The shoes players wear are still considered as big of a deal as the All-Star game itself for a loyal niche of fans in the basketball community known as “sneakerheads” — even though the overall market for basketball shoes may not be what it was a decade ago.
Regardless, the stories behind them add meaning to the shoes.
Curry’s “Coy Fish” shoe ($130, available Friday), for instance, resembles the vibrant koi fish — and the story of when Curry and former Davidson Wildcats teammate Steve Rossiter decided to jump into the koi fish pond at a local Japanese restaurant while out celebrating one night. Curry was the decoy in the escapade, distracting the hostess while Rossiter jumped in the water and tried to grab one of the koi fish.
Unfortunately for Curry and Rossiter, the security surveillance tape captured the antics and it got back to Davidson coach Bob McKillop.
“We were in the gym running sprints for a good two hours,” Curry says on the Under Armour website.
James Harden, Damian Lilllard and Kyle Lowry will be wearing Adidas All-Star Weekend “raceway inspired” shoes with checkered flags, a nod to Charlotte’s long history of auto racing. Those shoes are player edition only and aren’t available to the public, but other colorways of each sneaker are available to the public.
Powell said the trend away from basketball shoes began around 2015 and that sales have continued to slide. He said basketball shoe sales in the United States declined in “the low teens” in 2017 and in the “high single digits” last year.

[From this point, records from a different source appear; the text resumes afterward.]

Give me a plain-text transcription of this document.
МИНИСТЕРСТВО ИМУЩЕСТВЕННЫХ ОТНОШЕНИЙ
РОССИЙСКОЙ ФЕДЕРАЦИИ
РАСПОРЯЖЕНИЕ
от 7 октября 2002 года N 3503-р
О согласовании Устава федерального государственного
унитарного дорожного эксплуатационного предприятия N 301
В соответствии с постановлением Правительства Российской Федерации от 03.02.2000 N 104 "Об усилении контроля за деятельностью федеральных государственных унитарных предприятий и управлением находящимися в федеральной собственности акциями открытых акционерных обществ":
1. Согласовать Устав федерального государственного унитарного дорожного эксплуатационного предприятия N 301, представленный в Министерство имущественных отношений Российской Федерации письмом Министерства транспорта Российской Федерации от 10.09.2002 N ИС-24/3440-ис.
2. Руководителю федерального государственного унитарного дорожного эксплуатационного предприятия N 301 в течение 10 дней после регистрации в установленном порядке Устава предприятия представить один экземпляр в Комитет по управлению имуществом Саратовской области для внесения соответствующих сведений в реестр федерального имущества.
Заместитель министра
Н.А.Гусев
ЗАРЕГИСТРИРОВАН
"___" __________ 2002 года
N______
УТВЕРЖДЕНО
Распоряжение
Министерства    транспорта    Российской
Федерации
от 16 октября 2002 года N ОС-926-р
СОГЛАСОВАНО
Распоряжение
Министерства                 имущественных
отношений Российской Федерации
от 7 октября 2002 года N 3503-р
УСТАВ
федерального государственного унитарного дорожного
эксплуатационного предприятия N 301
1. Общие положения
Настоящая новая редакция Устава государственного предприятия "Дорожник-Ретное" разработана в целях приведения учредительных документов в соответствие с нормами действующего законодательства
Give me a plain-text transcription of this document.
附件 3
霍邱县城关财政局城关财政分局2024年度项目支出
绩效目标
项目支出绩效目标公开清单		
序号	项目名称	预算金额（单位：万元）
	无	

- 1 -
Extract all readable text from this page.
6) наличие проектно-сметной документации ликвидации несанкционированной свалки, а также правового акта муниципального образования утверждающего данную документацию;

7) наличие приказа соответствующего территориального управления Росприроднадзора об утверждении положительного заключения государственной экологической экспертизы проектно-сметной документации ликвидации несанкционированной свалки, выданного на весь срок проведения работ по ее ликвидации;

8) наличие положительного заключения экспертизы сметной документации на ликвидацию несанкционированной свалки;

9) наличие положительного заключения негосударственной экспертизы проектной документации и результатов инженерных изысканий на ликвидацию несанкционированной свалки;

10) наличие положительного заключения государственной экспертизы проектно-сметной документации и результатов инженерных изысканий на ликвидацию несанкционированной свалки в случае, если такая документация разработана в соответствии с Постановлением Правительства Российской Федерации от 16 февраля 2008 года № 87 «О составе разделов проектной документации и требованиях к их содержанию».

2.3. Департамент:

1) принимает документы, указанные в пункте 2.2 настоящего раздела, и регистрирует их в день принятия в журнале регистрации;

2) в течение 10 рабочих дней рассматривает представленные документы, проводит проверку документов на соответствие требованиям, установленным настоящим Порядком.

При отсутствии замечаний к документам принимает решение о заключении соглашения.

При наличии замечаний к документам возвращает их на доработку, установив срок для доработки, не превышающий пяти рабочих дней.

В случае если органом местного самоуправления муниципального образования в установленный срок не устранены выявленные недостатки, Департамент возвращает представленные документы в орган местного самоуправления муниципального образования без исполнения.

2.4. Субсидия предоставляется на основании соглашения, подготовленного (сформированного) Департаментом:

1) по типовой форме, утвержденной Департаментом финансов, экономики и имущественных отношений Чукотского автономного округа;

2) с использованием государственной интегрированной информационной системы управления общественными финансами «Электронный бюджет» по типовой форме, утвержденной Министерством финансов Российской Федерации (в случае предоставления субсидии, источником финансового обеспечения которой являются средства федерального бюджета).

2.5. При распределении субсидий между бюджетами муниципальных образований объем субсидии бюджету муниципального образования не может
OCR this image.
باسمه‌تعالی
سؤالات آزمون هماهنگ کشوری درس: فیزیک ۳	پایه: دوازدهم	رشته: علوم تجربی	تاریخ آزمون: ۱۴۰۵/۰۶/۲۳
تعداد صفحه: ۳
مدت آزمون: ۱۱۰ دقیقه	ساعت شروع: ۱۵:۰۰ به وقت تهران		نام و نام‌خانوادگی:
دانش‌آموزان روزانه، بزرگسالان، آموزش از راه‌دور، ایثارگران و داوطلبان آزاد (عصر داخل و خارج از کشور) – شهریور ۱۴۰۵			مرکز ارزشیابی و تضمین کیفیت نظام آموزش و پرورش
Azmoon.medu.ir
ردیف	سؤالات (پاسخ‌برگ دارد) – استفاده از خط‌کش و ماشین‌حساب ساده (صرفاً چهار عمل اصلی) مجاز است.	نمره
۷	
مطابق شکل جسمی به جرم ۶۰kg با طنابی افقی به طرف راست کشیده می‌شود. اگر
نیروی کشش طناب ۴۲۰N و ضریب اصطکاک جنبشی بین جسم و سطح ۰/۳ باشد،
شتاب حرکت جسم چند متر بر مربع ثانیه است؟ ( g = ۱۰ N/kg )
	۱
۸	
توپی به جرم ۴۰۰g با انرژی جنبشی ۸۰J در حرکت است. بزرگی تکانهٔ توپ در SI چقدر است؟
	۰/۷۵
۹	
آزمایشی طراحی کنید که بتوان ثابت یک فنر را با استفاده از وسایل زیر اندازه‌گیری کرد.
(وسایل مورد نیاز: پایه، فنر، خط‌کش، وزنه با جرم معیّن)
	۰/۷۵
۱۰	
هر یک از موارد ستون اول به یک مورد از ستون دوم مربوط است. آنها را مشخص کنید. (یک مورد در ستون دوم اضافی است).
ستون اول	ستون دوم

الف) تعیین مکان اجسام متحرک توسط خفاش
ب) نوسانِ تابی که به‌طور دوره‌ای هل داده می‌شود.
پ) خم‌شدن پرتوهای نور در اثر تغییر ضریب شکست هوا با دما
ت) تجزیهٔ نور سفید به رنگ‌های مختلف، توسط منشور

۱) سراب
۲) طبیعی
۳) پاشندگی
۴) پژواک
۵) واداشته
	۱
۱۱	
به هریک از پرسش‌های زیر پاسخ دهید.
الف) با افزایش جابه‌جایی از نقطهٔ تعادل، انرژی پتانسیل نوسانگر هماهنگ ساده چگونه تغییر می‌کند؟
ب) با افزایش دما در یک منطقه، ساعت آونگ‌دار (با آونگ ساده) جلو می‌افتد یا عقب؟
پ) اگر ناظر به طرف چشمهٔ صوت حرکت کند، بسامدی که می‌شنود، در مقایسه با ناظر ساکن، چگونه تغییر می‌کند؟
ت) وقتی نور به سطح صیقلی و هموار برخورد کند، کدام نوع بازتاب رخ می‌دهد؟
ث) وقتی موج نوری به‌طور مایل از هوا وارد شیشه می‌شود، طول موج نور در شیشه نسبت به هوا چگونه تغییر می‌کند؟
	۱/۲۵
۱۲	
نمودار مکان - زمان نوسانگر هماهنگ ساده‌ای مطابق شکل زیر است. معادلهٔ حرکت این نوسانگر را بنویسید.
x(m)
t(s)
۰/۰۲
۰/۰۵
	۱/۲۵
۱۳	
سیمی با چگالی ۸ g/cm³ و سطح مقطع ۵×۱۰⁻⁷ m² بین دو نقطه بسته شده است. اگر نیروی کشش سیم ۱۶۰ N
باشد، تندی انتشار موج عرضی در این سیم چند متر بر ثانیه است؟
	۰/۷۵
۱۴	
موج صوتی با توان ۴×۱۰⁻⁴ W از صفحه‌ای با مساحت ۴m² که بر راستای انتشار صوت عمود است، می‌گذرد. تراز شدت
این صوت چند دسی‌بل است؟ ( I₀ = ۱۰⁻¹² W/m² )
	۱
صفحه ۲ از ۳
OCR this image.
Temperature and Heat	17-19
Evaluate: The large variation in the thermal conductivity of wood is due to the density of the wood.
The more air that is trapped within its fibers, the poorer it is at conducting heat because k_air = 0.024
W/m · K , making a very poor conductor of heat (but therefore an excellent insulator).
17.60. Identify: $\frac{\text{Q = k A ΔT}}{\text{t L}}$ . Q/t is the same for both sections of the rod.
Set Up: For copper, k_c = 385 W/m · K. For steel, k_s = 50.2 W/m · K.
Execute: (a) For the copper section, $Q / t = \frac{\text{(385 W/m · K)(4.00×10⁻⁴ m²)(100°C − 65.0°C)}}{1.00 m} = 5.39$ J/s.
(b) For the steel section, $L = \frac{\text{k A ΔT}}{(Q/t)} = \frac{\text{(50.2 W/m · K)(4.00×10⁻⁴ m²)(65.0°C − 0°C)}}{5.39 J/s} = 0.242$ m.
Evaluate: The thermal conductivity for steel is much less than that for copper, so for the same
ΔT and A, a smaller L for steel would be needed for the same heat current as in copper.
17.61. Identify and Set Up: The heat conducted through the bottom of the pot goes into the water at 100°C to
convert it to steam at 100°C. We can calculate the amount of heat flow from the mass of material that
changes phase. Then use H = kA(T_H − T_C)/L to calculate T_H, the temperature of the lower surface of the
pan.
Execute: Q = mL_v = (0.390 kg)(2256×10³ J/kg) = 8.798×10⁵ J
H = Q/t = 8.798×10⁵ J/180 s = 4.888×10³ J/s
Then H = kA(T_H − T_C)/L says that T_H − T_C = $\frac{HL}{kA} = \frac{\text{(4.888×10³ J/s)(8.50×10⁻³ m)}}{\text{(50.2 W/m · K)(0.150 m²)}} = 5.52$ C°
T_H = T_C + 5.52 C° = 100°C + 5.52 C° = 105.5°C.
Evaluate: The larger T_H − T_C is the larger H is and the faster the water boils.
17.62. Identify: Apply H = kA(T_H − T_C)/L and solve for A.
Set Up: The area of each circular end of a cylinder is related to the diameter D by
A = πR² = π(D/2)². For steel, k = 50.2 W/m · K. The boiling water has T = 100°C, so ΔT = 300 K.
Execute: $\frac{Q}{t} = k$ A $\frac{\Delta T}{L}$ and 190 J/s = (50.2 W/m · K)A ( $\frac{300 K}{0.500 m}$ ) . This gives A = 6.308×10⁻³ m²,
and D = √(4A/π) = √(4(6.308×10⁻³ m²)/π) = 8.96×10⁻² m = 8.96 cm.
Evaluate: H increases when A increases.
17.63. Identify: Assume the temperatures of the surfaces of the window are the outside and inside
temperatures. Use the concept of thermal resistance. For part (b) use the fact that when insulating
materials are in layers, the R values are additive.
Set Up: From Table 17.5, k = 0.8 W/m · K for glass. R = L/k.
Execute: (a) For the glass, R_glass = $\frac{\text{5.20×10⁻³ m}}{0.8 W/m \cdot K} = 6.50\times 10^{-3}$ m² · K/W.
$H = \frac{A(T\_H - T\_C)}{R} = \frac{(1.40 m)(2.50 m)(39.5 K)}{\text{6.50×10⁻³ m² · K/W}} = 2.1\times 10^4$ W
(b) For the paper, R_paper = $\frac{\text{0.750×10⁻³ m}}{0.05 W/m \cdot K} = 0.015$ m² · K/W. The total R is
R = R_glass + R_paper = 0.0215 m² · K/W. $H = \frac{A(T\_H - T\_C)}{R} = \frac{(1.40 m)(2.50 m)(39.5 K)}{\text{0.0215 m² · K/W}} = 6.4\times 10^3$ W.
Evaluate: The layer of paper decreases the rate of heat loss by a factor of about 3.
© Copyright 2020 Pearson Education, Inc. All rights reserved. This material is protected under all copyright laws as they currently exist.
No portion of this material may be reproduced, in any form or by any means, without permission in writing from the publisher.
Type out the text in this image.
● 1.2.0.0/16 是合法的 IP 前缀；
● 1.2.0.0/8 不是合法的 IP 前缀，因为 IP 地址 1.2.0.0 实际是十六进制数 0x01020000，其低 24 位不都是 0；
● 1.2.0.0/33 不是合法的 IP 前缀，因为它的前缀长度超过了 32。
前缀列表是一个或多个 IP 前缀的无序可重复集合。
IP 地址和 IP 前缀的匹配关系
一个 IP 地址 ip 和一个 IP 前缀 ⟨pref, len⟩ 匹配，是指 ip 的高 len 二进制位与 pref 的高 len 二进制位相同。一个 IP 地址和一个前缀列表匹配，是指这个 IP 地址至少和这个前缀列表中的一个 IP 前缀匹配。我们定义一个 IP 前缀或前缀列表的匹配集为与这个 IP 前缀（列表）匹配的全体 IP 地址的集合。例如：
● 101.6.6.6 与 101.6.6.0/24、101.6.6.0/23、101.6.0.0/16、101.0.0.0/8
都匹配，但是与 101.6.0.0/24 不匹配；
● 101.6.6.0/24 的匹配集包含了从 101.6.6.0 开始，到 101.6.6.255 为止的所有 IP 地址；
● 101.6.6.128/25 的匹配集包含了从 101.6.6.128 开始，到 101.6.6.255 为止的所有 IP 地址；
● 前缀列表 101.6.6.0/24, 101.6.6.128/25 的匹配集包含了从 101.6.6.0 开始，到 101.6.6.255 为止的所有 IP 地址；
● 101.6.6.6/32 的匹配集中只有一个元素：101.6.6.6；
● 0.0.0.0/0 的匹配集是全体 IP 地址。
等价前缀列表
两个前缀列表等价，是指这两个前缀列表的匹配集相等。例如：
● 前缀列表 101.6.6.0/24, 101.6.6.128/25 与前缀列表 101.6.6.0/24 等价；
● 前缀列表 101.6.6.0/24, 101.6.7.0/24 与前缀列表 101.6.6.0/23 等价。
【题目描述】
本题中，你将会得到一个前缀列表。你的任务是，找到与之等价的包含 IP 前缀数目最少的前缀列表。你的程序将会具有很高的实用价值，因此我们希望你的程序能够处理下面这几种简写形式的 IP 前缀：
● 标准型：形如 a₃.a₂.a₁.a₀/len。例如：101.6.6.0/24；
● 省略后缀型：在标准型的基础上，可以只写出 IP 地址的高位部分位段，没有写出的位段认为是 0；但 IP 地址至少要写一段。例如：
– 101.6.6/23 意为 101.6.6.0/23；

He doesn’t expect the trend to change regardless of how fancy the new line of basketball shoes unveiled this weekend in Charlotte.
Still, players continue to compete off the court in a shoe market where sometimes the flashier the better. So there will be a bevy of multicolored ones on display.
Oklahoma City’s Russell Westbrook and Boston’s Kyrie Irving might don the most vibrant shoes.
Westbrook will celebrate his eighth NBA All-Star selection with a special edition colorway of his Jordan Brand Why Not Zer0.2 shoes ($125, available Sunday) that features a bold combination of black, red, light and dark blue and lime green.
Like most of the players, Westbrook has input into the design of his shoes, saying on the Nike website that “every colorway has a meaning behind it that is special to me. … I wanted to take that storytelling to the next level with an exposed tag that helps illustrate the meaning behind the colors used.’”
In coordination with the All-Star weekend hosted by former NBA star and current Hornets owner Michael Jordan, the Jordan Brand is releasing a series of off-court footwear to honor the six-time NBA champion, who grew up in Wilmington, North Carolina, led the North Carolina Tar Heels to a national championship and became a household name with the Chicago Bulls.
“We wanted to pay homage to the most important parts of MJ’s journey and you can see that come to life with new and classic takes of Air Jordans for men and women,” said David Creech, the Jordan Brand vice president of design.